Les procureurs de Paris communiquent rarement pour justifier leur décision de ne pas enquêter. L’Observatoire des violences sexistes et sexuelles en politique a été « profondément » surpris par cette réaction sur Twitter. Selon cette ONG, « cependant, il est courant que des enquêtes soient lancées sur la base de témoignages anonymes ».

Au lendemain de la nomination d’Elisabeth Borne au poste de Premier ministre, le site d’information Mediapart a publié les témoignages de deux femmes qui accusaient le nouveau ministre des Solidarités, de l’Autonomie et du Handicap de les avoir violées en 2010 et 2011.

Le dernier rapport de l’Observatoire se concentre sur les faits dénoncés par Chloé (prénom changé), 41 ans, qui auraient eu lieu un soir d’automne 2010 alors qu’elle survivait à une tempête judiciaire visant à faire acquitter (son) violeur. A ne pas jeter non plus dans la meute qui questionne, décortique et nargue (son) agressivité.

La deuxième femme à témoigner auprès de Mediapart, Margaux, s’est rendue dans un commissariat pour témoigner en 2012 et a porté plainte en 2017. Elle a confirmé son histoire à l’AFP. Le parquet a annoncé ce dimanche qu’une première plainte pour viol en avril 2012 « en raison de l’omission de la plaignante » avait été « inopérante » et une deuxième plainte pour les mêmes faits en décembre 2017 pour « absence d’activité criminelle était suffisante ». caractérisé ».

demandes de retrait

Depuis la parution des articles, Damien Abad a nié les allégations. « Je n’ai jamais violé une seule femme de ma vie », s’est-il défendu, affirmant que la maladie neuromusculaire congénitale rare dont il souffre, l’arthrogrypose, rend les crimes présumés impossibles.

A deux semaines et demie des élections législatives, Emmanuel Macron est en difficulté suite à des révélations de violences sexuelles dans son entourage politique. Jérôme Peyrat, candidat de la majorité aux élections législatives reconnu coupable de violences conjugales, a été contraint de démissionner le 18 mai.

Les demandes de démission de Damien Abad se sont multipliées ces derniers jours dans les rangs de l’opposition et des associations féministes. Ces derniers ont notamment manifesté le 24 mai à Paris pour dénoncer « un gouvernement de la honte » à l’appel de l’Observatoire.

« Est-ce qu’un innocent devrait démissionner ? Je ne pense pas », a déclaré Damien Abad. « La justice est la seule qui doit ou peut décider », a déclaré lundi la nouvelle porte-parole du gouvernement Olivia Grégoire.

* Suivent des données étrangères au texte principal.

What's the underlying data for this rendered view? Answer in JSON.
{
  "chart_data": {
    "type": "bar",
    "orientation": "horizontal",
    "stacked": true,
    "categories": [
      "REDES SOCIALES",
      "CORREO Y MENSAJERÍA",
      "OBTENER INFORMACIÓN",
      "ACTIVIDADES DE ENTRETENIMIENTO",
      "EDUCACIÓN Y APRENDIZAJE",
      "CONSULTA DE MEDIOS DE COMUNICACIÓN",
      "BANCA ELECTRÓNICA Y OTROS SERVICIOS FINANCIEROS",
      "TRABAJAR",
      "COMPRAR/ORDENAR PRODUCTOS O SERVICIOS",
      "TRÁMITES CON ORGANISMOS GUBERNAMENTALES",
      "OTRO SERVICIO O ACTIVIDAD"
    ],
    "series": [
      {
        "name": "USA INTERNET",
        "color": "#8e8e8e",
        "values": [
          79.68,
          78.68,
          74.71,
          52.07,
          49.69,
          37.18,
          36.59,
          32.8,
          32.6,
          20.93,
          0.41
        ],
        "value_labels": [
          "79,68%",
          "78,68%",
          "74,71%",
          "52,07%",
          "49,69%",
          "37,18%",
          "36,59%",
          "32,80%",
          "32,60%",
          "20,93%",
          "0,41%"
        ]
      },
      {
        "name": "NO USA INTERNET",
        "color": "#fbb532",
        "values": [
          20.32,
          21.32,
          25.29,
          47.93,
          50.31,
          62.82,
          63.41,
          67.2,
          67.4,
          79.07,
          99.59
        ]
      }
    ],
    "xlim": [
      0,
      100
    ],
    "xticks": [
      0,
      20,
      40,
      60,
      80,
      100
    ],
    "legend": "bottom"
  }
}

Depuis la publication de l’article de Mediapart, plusieurs témoignages anonymes de membres du parti LR ont également dénoncé le comportement « arrogant » voire « inapproprié » du nouveau ministre, que l’on dit bien connu dans son milieu politique.

La Première ministre Elisabeth Borne a assuré qu’elle n’était « pas au courant » de ces questions lorsqu’elle a formé son gouvernement.